My mom always likes to say bad news doesn’t get better with age. Even small things need to get discussed and resolved quickly. It’s a lot easier to jump on a call and talk something through then to have a hard conversation a few months later when things have gotten bad. 

I was working with a new team and made sure to tell the Engineering leader to quickly raise any questions or concerns. He did, within the first week he told me I shared something with the team they didn’t need to know that might have confused them. We got it sorted out very quickly and learned that we could hold each other accountable. 

5. Have shared standards

Tabs or spaces? In order for distributed teams to work together and resolve issues without finger pointing, it is important for them to have a shared understanding of what “good looks like.” It does not help if one team follows Test Driven Development (TDD), while the other barely writes unit tests, or if one team prefers one architecture style over what the other team prefers. 

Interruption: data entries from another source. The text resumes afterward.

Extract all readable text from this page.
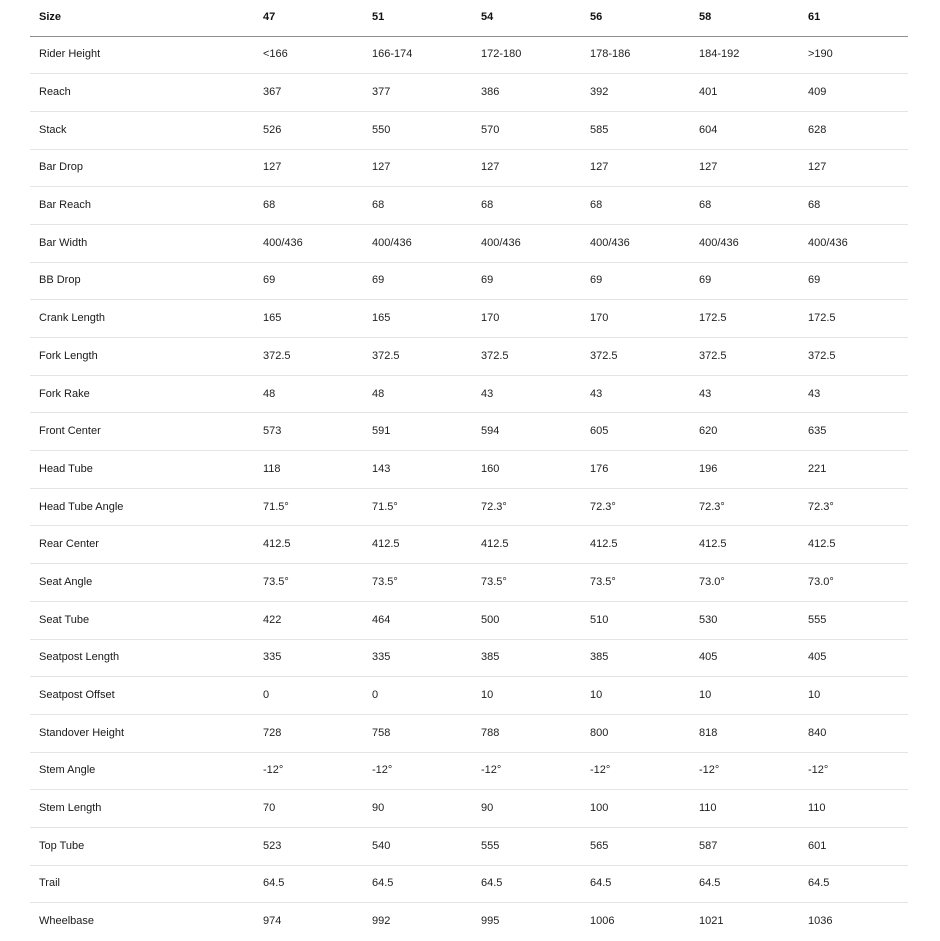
Size	47	51	54	56	58	61
Rider Height	<166	166-174	172-180	178-186	184-192	>190
Reach	367	377	386	392	401	409
Stack	526	550	570	585	604	628
Bar Drop	127	127	127	127	127	127
Bar Reach	68	68	68	68	68	68
Bar Width	400/436	400/436	400/436	400/436	400/436	400/436
BB Drop	69	69	69	69	69	69
Crank Length	165	165	170	170	172.5	172.5
Fork Length	372.5	372.5	372.5	372.5	372.5	372.5
Fork Rake	48	48	43	43	43	43
Front Center	573	591	594	605	620	635
Head Tube	118	143	160	176	196	221
Head Tube Angle	71.5°	71.5°	72.3°	72.3°	72.3°	72.3°
Rear Center	412.5	412.5	412.5	412.5	412.5	412.5
Seat Angle	73.5°	73.5°	73.5°	73.5°	73.0°	73.0°
Seat Tube	422	464	500	510	530	555
Seatpost Length	335	335	385	385	405	405
Seatpost Offset	0	0	10	10	10	10
Standover Height	728	758	788	800	818	840
Stem Angle	-12°	-12°	-12°	-12°	-12°	-12°
Stem Length	70	90	90	100	110	110
Top Tube	523	540	555	565	587	601
Trail	64.5	64.5	64.5	64.5	64.5	64.5
Wheelbase	974	992	995	1006	1021	1036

They must at least be aligned to a product design and architecture philosophy, otherwise chaos will reign. Mature global teams go further, and take a scorecard approach to make sure they are consistently hitting the same notes. We developed the Engineering Health Index (EHI) to create a shared understanding of stability, maintainability, security, performance and delivery efficiency and use this scorecard to uniformly elevate product discipline and quality.

6. Design your week 

If you start early to meet with colleagues in India and have to take a late afternoon sales call, it’s easy to end up working all day long and leaving little time to take care of yourself or your family. I try to design the week so I’m using time thoughtfully. I do a block in the morning to connect with global colleagues. Then I help my husband get the kids out the door and may do a workout or some chores. I do a long block in the office with colleagues before heading out to pick up the kids. I’m a night owl and do my best writing and thinking at night so I schedule some work for myself in the evening but it’s not for everyone. The goal is to plan my time so other people don’t take it all.